TRACE offers HIIT athletes comfortable and accurate heart rate monitoring
Many elite athletes, particularly cyclists and triathletes, incorporate high-intensity interval training (HIIT) into their fitness strategy because of its proven effectiveness to boost anaerobic endurance and weight loss at significantly faster rates. To perform HIIT workouts optimally, athletes rely on wearable heart rate monitors (HRMs) to ensure they are within the targeted heart rate zone at each interval.
Most HRMs on the market are either wristwatches or chest straps. However, the prevailing opinion among many athletes is that watches produce erroneous data and chest straps, while more accurate, are uncomfortable to wear.
Amar Basu, associate professor of electrical and computer engineering, has been researching wearable health technologies for nearly a decade. Basu is developing a product called TRACE, an advanced HRM that mounts to a person’s earlobe.

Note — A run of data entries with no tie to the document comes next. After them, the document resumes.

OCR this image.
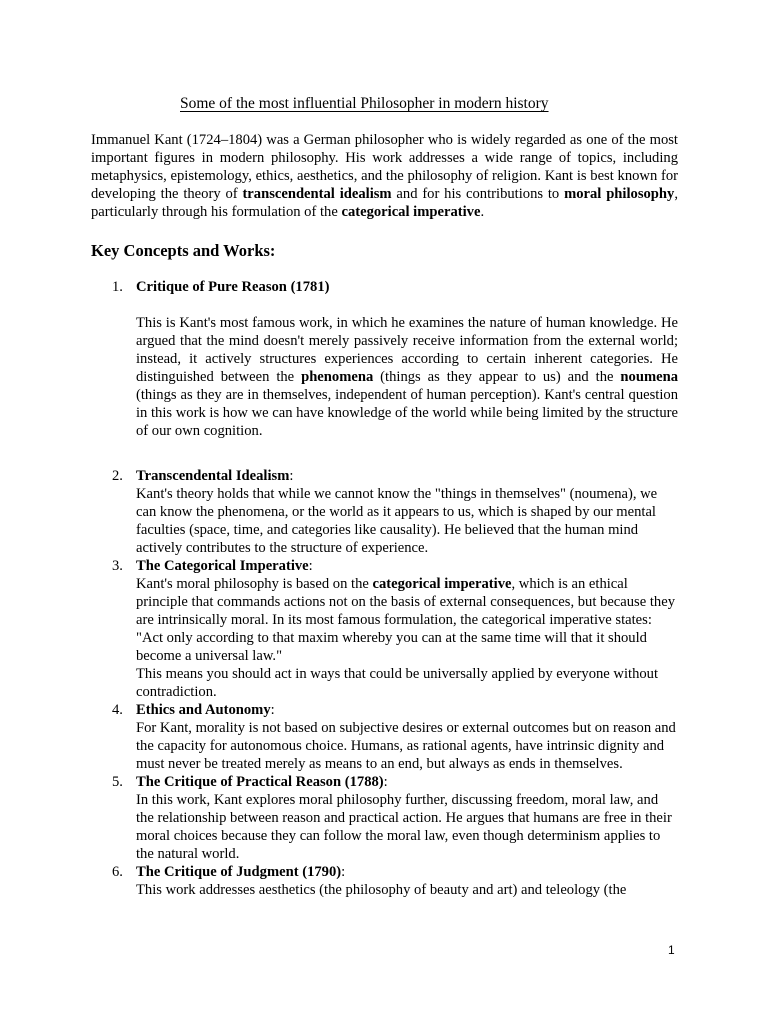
Some of the most influential Philosopher in modern history

Immanuel Kant (1724–1804) was a German philosopher who is widely regarded as one of the most important figures in modern philosophy. His work addresses a wide range of topics, including metaphysics, epistemology, ethics, aesthetics, and the philosophy of religion. Kant is best known for developing the theory of transcendental idealism and for his contributions to moral philosophy, particularly through his formulation of the categorical imperative.

Key Concepts and Works:
1. Critique of Pure Reason (1781)

This is Kant's most famous work, in which he examines the nature of human knowledge. He argued that the mind doesn't merely passively receive information from the external world; instead, it actively structures experiences according to certain inherent categories. He distinguished between the phenomena (things as they appear to us) and the noumena (things as they are in themselves, independent of human perception). Kant's central question in this work is how we can have knowledge of the world while being limited by the structure of our own cognition.

2. Transcendental Idealism:

Kant's theory holds that while we cannot know the "things in themselves" (noumena), we can know the phenomena, or the world as it appears to us, which is shaped by our mental faculties (space, time, and categories like causality). He believed that the human mind actively contributes to the structure of experience.

3. The Categorical Imperative:

Kant's moral philosophy is based on the categorical imperative, which is an ethical principle that commands actions not on the basis of external consequences, but because they are intrinsically moral. In its most famous formulation, the categorical imperative states:

"Act only according to that maxim whereby you can at the same time will that it should become a universal law."

This means you should act in ways that could be universally applied by everyone without contradiction.

4. Ethics and Autonomy:

For Kant, morality is not based on subjective desires or external outcomes but on reason and the capacity for autonomous choice. Humans, as rational agents, have intrinsic dignity and must never be treated merely as means to an end, but always as ends in themselves.

5. The Critique of Practical Reason (1788):

In this work, Kant explores moral philosophy further, discussing freedom, moral law, and the relationship between reason and practical action. He argues that humans are free in their moral choices because they can follow the moral law, even though determinism applies to the natural world.

6. The Critique of Judgment (1790):

This work addresses aesthetics (the philosophy of beauty and art) and teleology (the

1
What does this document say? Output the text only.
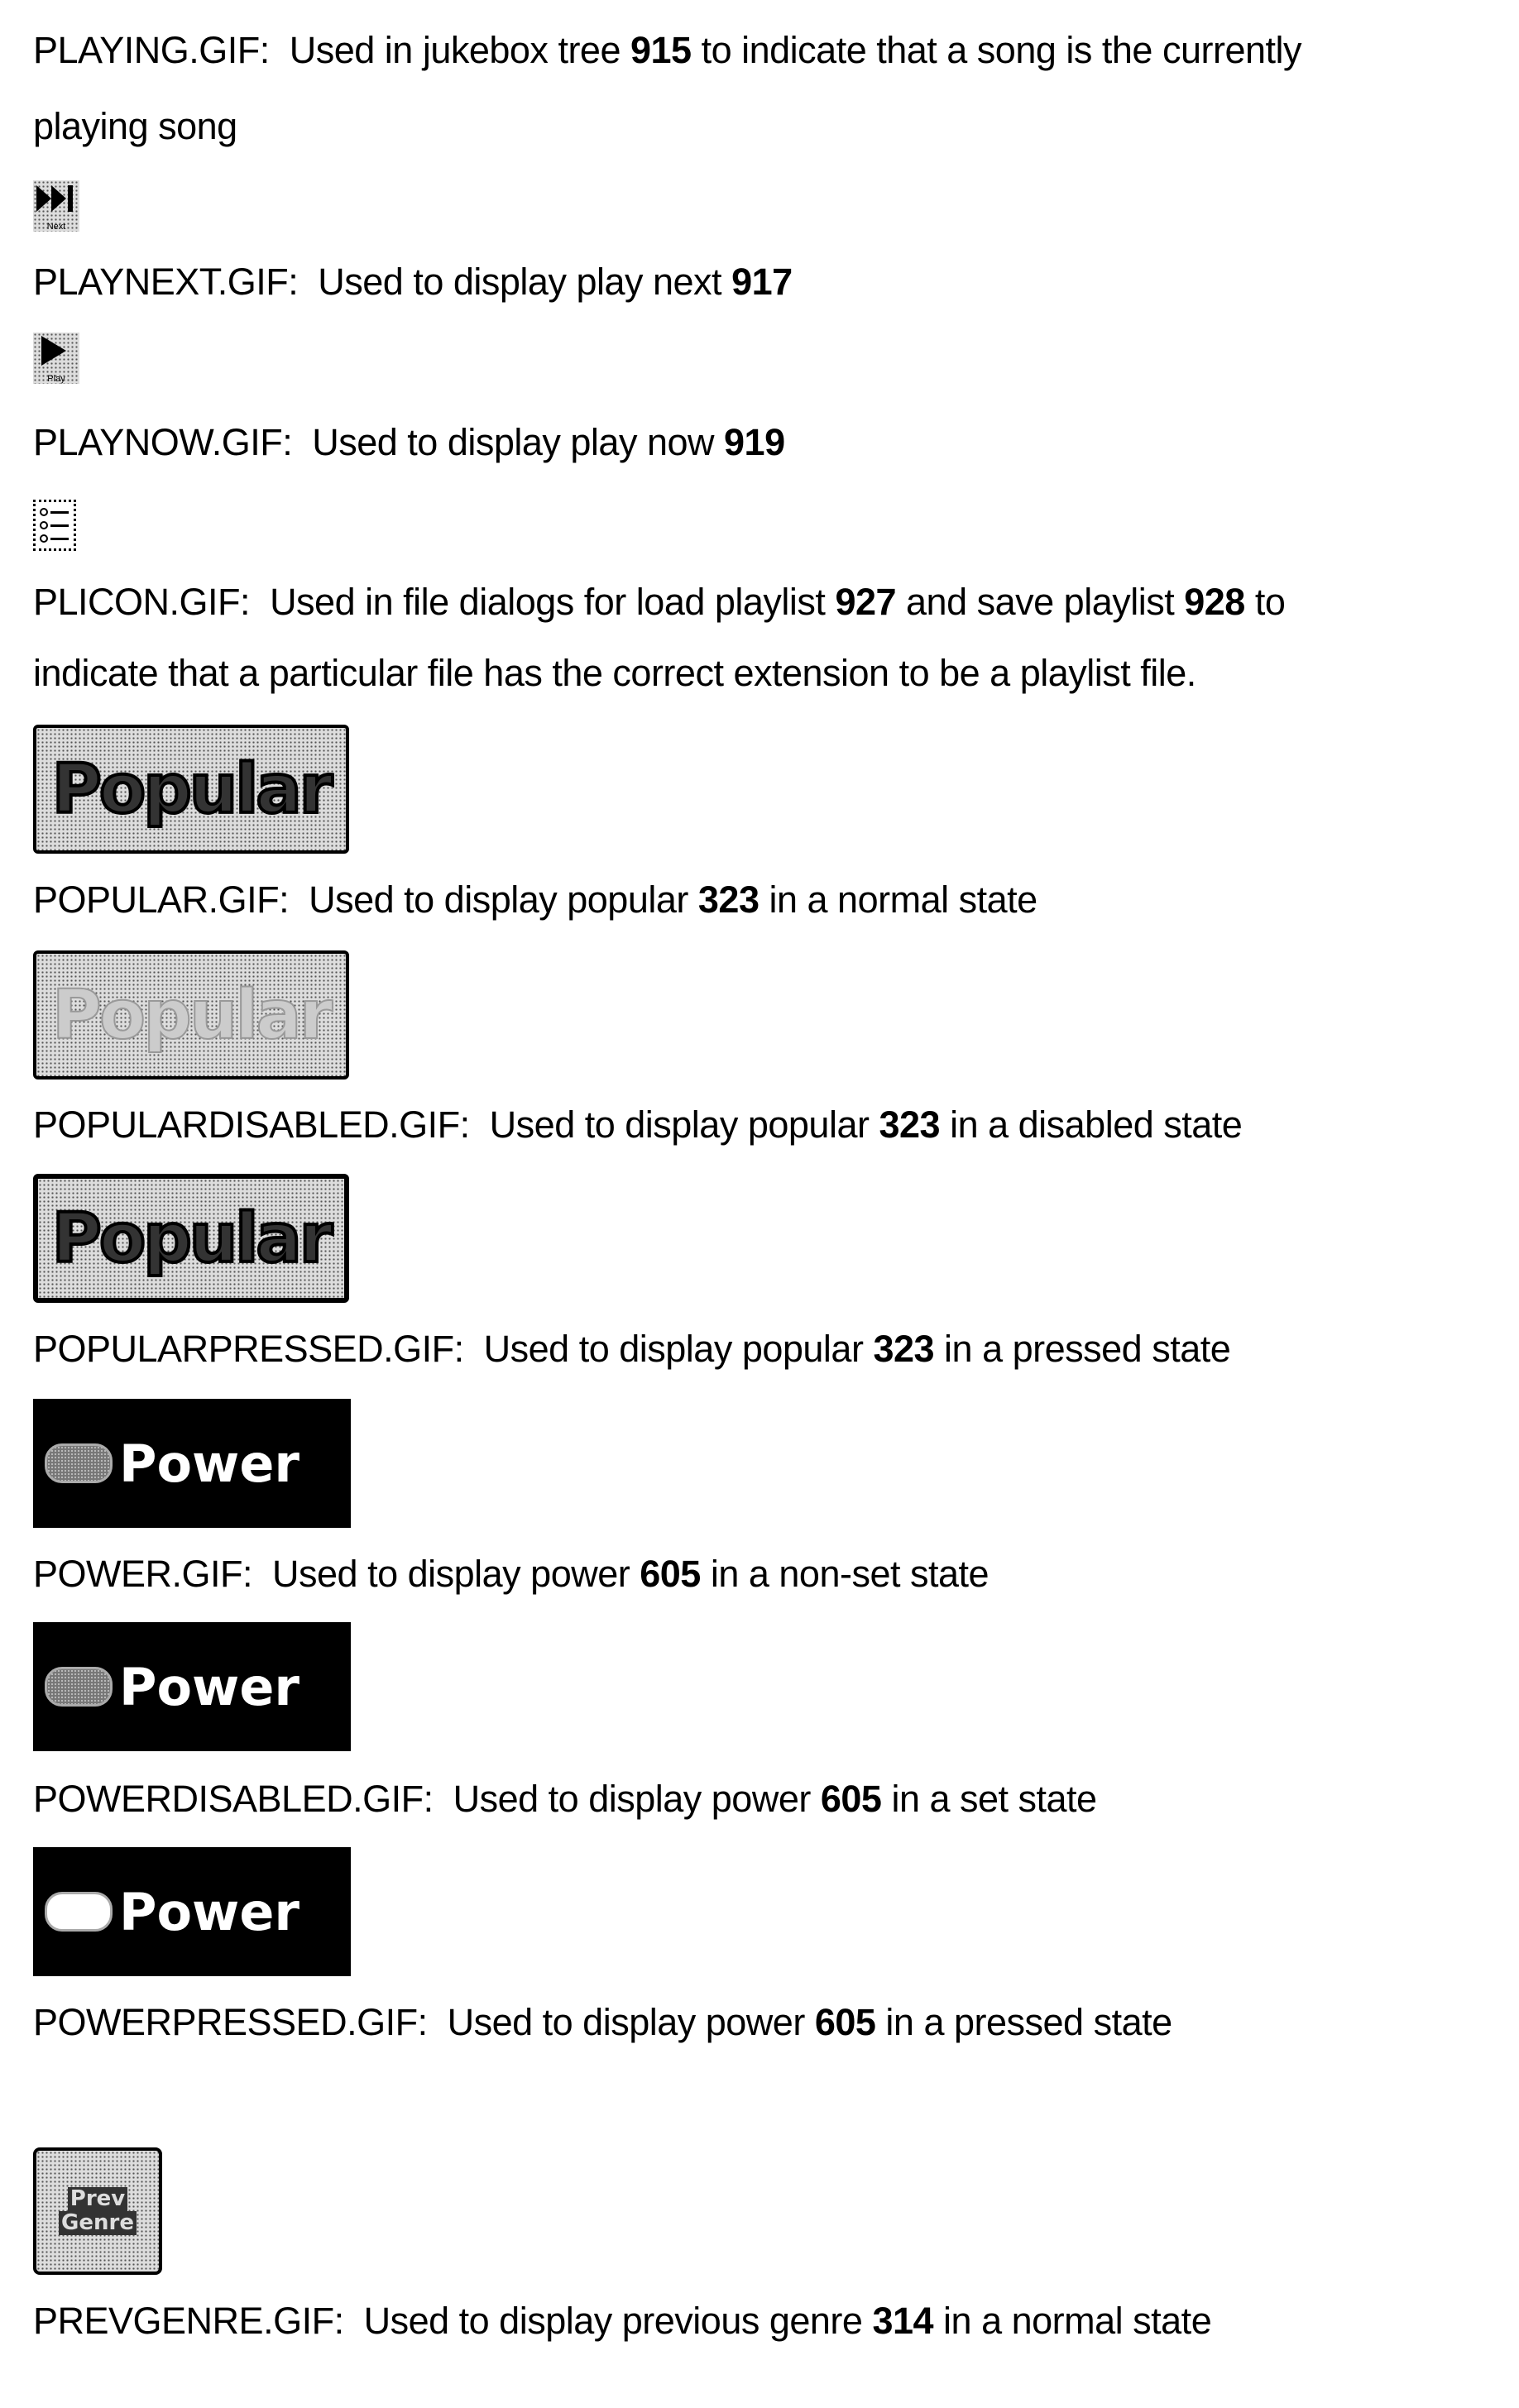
PLAYING.GIF: Used in jukebox tree 915 to indicate that a song is the currently
playing song
Next
PLAYNEXT.GIF: Used to display play next 917
Play
PLAYNOW.GIF: Used to display play now 919
PLICON.GIF: Used in file dialogs for load playlist 927 and save playlist 928 to
indicate that a particular file has the correct extension to be a playlist file.
Popular
POPULAR.GIF: Used to display popular 323 in a normal state
Popular
POPULARDISABLED.GIF: Used to display popular 323 in a disabled state
Popular
POPULARPRESSED.GIF: Used to display popular 323 in a pressed state
Power
POWER.GIF: Used to display power 605 in a non-set state
Power
POWERDISABLED.GIF: Used to display power 605 in a set state
Power
POWERPRESSED.GIF: Used to display power 605 in a pressed state
Prev
Genre
PREVGENRE.GIF: Used to display previous genre 314 in a normal state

According to Basu, the limitations associated with common HRMs, particularly wrist-worn devices, are caused by motion artifacts that interfere with data interpretation. Blood flow is less predictable in the wrist, while the earlobe provides a much more stable physiological location for a monitor.
“Today’s monitors can give you pseudo-continuous heart rate, but most can’t give you advanced fitness metrics like adaptation and recovery rates,” said Basu, who also holds a joint position in the Department of Biomedical Engineering. “Heart rate recovery is a key indicator of fatigue, and one of several pieces of data athletes need to ensure they are in the right zone for the right time during HIIT workouts.”
The centerpiece product of Basu’s startup, TRACE is backed by patented optical proximity sensing technology that was issued in 2019 and has been cited by such market leaders as Fitbit and Samsung. The device is small, comfortable, highly accurate and safe in that it does not obstruct one’s ear canal to impede hearing.
TRACE also offers intelligent coaching feedback through a mobile app, developed with assistance from Wayne State computer science students.
“This technology will allow users to develop personalized workouts in accordance with their physiology and current fitness level,” said Basu.
Future versions of the device are expected to be able to monitor activity and pulse oximetry, which Basu believes will be key differentiators in the $17 billion global fitness market and allow the business to grow into other spaces within health care and wellness.
Basu, a fitness enthusiast who published his first paper on wearable sensors in 2010, has received funding from the Michigan Translational Research and Commercialization (MTRAC) program and patent application support from WSU Technology Commercialization in the Division of Research.